When most people hear the name Stephen Hawking, they immediately think of the genius in a wheelchair with some disease who speaks through a computer; that generic, emotionless, monotone which has become synonymous with the famed physicist. But Eddie Redmayne’s portrayal of the man behind the voice and the chair transcended acting in a way rarely seen. He WAS Stephen Hawking. His anger and frustration is perceptible as he slowly slips into complete paralysis. And yet, Redmayne is able to show the man within the body, never losing his sense of humor and conveying loss, hatred and jealousy through his unresponsive visage.

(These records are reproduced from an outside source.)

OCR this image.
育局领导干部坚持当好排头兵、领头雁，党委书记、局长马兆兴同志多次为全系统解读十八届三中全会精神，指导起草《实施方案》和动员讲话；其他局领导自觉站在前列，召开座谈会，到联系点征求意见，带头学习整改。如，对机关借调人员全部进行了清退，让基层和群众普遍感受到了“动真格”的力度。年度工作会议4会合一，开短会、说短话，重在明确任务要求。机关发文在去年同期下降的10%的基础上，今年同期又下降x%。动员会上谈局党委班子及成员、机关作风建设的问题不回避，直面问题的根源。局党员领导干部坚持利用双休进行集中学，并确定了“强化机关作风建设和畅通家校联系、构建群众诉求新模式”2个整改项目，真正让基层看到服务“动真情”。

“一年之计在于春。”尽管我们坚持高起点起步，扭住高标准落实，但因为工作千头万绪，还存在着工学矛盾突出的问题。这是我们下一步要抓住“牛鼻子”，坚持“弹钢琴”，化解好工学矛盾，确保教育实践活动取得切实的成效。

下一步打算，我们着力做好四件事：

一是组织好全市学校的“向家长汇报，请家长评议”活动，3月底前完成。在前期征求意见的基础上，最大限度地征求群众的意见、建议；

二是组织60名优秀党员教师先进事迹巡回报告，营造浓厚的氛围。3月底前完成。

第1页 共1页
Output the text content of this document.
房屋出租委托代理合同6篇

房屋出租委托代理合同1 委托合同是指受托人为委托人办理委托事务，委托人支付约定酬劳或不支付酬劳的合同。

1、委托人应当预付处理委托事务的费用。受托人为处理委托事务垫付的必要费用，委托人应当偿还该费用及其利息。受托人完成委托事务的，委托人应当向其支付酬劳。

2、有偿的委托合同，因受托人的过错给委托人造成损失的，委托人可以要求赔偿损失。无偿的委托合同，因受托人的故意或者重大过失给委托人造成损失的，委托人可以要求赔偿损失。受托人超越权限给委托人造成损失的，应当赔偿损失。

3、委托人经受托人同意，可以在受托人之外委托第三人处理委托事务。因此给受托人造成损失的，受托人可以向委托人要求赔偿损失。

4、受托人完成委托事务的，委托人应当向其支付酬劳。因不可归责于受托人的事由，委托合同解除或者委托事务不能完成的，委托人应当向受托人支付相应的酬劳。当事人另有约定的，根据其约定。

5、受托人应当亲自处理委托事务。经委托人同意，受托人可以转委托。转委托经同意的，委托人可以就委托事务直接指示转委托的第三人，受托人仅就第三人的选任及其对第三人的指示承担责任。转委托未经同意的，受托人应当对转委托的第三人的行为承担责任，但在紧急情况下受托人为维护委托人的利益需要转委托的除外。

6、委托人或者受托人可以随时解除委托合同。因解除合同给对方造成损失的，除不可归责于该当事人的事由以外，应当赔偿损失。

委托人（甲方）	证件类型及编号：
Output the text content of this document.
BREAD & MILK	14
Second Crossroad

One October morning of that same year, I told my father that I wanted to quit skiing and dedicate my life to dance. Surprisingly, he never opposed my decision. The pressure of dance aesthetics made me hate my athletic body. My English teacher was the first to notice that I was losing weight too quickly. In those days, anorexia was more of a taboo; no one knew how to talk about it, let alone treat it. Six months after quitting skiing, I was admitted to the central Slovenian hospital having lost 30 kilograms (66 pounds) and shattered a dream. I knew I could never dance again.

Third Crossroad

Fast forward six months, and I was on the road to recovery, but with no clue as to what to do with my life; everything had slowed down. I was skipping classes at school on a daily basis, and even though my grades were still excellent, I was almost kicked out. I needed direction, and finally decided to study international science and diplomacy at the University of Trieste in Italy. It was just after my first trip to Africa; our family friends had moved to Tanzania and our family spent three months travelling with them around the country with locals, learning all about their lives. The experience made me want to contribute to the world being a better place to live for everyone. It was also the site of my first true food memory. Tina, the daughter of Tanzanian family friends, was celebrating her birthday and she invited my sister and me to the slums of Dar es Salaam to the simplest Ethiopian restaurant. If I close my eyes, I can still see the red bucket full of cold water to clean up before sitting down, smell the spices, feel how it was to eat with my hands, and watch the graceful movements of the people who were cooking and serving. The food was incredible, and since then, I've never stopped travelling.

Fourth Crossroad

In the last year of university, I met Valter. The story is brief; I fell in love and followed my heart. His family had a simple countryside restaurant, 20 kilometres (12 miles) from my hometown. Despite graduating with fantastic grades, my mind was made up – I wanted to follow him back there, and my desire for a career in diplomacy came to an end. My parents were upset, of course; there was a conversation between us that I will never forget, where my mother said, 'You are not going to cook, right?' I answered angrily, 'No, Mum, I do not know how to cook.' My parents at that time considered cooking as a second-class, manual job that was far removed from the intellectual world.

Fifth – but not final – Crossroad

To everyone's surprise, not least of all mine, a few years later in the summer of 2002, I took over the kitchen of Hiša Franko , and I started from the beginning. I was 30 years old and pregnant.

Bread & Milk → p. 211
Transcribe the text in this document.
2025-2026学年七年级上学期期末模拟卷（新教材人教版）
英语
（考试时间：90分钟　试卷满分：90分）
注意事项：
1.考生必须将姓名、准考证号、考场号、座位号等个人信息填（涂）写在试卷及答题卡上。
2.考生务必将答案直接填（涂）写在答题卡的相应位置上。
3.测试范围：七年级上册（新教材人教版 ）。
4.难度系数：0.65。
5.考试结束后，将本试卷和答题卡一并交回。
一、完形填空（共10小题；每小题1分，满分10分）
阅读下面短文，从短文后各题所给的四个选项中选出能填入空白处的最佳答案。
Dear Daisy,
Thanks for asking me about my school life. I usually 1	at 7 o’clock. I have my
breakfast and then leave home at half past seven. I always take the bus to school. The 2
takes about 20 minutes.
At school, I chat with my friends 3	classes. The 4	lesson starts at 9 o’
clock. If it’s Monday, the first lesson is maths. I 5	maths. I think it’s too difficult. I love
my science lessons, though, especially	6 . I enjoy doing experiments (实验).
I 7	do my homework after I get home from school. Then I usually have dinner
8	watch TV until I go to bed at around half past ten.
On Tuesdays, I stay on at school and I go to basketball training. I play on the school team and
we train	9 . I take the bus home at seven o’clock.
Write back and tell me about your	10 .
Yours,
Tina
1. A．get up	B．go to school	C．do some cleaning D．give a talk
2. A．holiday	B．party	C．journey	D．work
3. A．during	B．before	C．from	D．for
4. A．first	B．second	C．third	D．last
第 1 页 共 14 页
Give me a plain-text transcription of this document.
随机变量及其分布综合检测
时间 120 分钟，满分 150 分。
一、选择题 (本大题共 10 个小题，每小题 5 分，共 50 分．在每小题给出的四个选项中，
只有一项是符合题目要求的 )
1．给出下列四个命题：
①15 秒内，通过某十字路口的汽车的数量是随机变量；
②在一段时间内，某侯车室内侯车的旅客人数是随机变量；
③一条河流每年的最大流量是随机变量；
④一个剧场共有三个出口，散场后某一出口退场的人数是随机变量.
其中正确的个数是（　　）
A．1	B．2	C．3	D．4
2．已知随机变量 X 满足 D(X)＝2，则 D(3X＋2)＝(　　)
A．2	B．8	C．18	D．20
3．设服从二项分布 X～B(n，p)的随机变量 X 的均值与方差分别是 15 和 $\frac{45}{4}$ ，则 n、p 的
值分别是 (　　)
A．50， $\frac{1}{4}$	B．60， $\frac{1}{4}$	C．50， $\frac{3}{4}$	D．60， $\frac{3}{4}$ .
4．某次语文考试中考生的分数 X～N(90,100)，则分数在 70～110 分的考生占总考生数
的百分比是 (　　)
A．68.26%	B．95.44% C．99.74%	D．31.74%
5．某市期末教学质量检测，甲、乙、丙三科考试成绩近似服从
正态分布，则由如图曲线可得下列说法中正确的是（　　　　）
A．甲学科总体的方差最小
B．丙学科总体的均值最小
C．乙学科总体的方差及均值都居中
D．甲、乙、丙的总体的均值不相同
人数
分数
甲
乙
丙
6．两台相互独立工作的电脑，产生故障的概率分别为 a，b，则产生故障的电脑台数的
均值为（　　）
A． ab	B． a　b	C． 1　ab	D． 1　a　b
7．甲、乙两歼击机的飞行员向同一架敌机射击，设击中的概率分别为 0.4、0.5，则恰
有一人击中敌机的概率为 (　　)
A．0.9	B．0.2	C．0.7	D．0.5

Beginning in the early 1960’s, a young Stephen Hawking is in the prime of his life and pursuing a PhD in Physics at the University of Cambridge. While there two life changing milestones confront Hawking nearly back to back. The first is meeting the love of his life, literature student Jane Wilde (Felicity Jones); the second is his soul crushing diagnosis with ALS. Hawking learns he has an estimated two years to live while his muscles slowly deteriorate into useless masses. Jane, whom he tries to persuade to leave, opts to stick it out and make Stephen’s remaining time on this planet as happy and comfortable as possible. Despite everything, Hawking completes his PhD, marries Jane and even has children as he continuously defies the odds which were so abruptly stacked against him.
The film is as much the story of Jane Hawking as it is her husbands. The struggles she endures and her unwavering support year after year is both uplifting and heartbreaking at the same time. Their relationship is one rooted in hope and built entirely on their love for one another. Over the course of Hawking’s life Jane remains one of the few people who sees Stephen for who he was before the disease decimated his body leaving only his mind intact. She continues to be the constant reminder that there is a normal man trapped inside his shell, which only serves to make the films climax all the more powerful.
This is a film that EVERYONE needs to see. It shows us the almost unimaginable power of hope and love against a backdrop of suffering and emotional hardship. It reaffirms how lucky each and everyone one of us are and teaches us to not take our lives for granted. In this way, we are humbled to watch a man accomplish so much in the face of such odds. It allows for a level of self-reflection often not present in film. Much like Hawking’s brilliant theories on time and the universe, the film is perfection.